Material properties are essentially process-induced and the scientific penetration of the influence of process parameters on material properties is an important aspect for the elucidation of process-structure-property relationships. For this superordinate research and development focus at the chair, the "Processes" research group produces hybrid composites and material composites using innovative processes and monitors them online using adapted sensor technology. The comparatively higher material costs of hybrid materials continue to require new, efficient manufacturing processes that make the best possible use of the material potential.

For a further development and combination of different classes of materials, the research group is working on the development of new production routes for the manufacture of hybrid materials, i.e. polymer/metal/ceramic-based composites and material composites. Special attention is paid to the implementation of processes that allow in-situ hybridization - thus eliminating the need for subsequent joining operations. To realize such routes, special attention must be paid to the adapted interface design (realized e.g. by laser structuring): On the one hand, this allows an optimal adhesion between the hybrid partners and, on the other hand, in terms of sustainability, the removal of the hybrid at the end of its life cycle - for example, via "switchable" interfaces - can be achieved.

The processes themselves, on the other hand, should be capable of series production and recycling, which is why duromer and thermoplastic-based injection moulding in particular form the basis for the research activities. At the same time, a combination with generative manufacturing processes in the field of preforming or with metallic inserts is conceivable here, leading to further optimisation of material utilisation. Last but not least, these processes also allow secondary raw materials to be returned to the end product and thus, in some cases, the materials can be recycled. In this context, the research group cooperates closely with other chairs at MRM and also with non-university research institutes.
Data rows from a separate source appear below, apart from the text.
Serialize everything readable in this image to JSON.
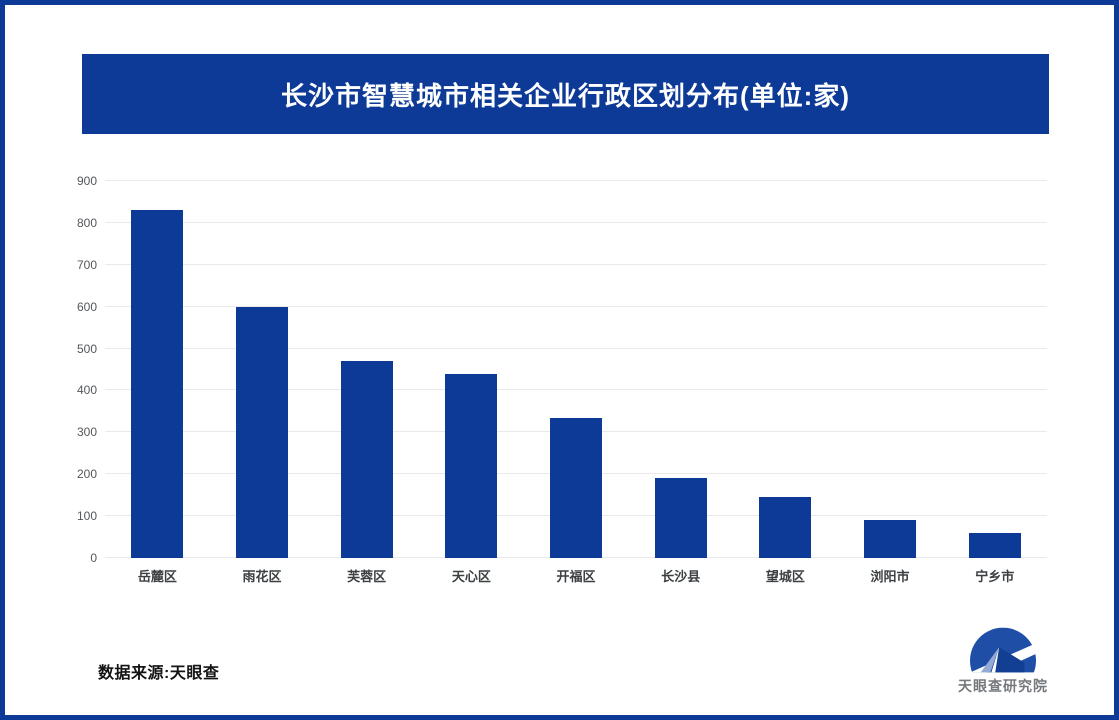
{
  "frame": {
    "border_color": "#0d3a96",
    "background": "#ffffff"
  },
  "banner": {
    "title": "长沙市智慧城市相关企业行政区划分布(单位:家)",
    "bg": "#0d3a96",
    "text_color": "#ffffff"
  },
  "chart_data": {
    "type": "bar",
    "title": "长沙市智慧城市相关企业行政区划分布(单位:家)",
    "categories": [
      "岳麓区",
      "雨花区",
      "芙蓉区",
      "天心区",
      "开福区",
      "长沙县",
      "望城区",
      "浏阳市",
      "宁乡市"
    ],
    "values": [
      830,
      600,
      470,
      440,
      335,
      190,
      145,
      90,
      60
    ],
    "xlabel": "",
    "ylabel": "",
    "ylim": [
      0,
      900
    ],
    "ytick_step": 100,
    "grid": true,
    "legend": false,
    "bar_color": "#0d3a96",
    "gridline_color": "#e9e9eb",
    "tick_label_color": "#54575b"
  },
  "footer": {
    "source": "数据来源:天眼查",
    "logo_text": "天眼查研究院",
    "logo_colors": {
      "circle": "#1e4ea6",
      "house": "#133f92",
      "roof_light": "#93a9d6"
    }
  }
}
Another research focus is the generation of interpenetration materials, e.g. by means of gas pressure infiltration. Therefore, the gas pressure infiltration technology has been set up and put into operation at our chair for this purpose (see picture on the right). At up to 800 °C and 80 bar pressure, previously evacuated hollow structures, such as highly porous ceramic foams, can be infiltrated. As a result, the classic division into matrix and reinforcement no longer applies to this material class of interpenetrating composites, since the materials involved penetrate each other completely. At the moment, the focus is still on metal-based systems, but here, too, the plastics processing methods mentioned offer great potential.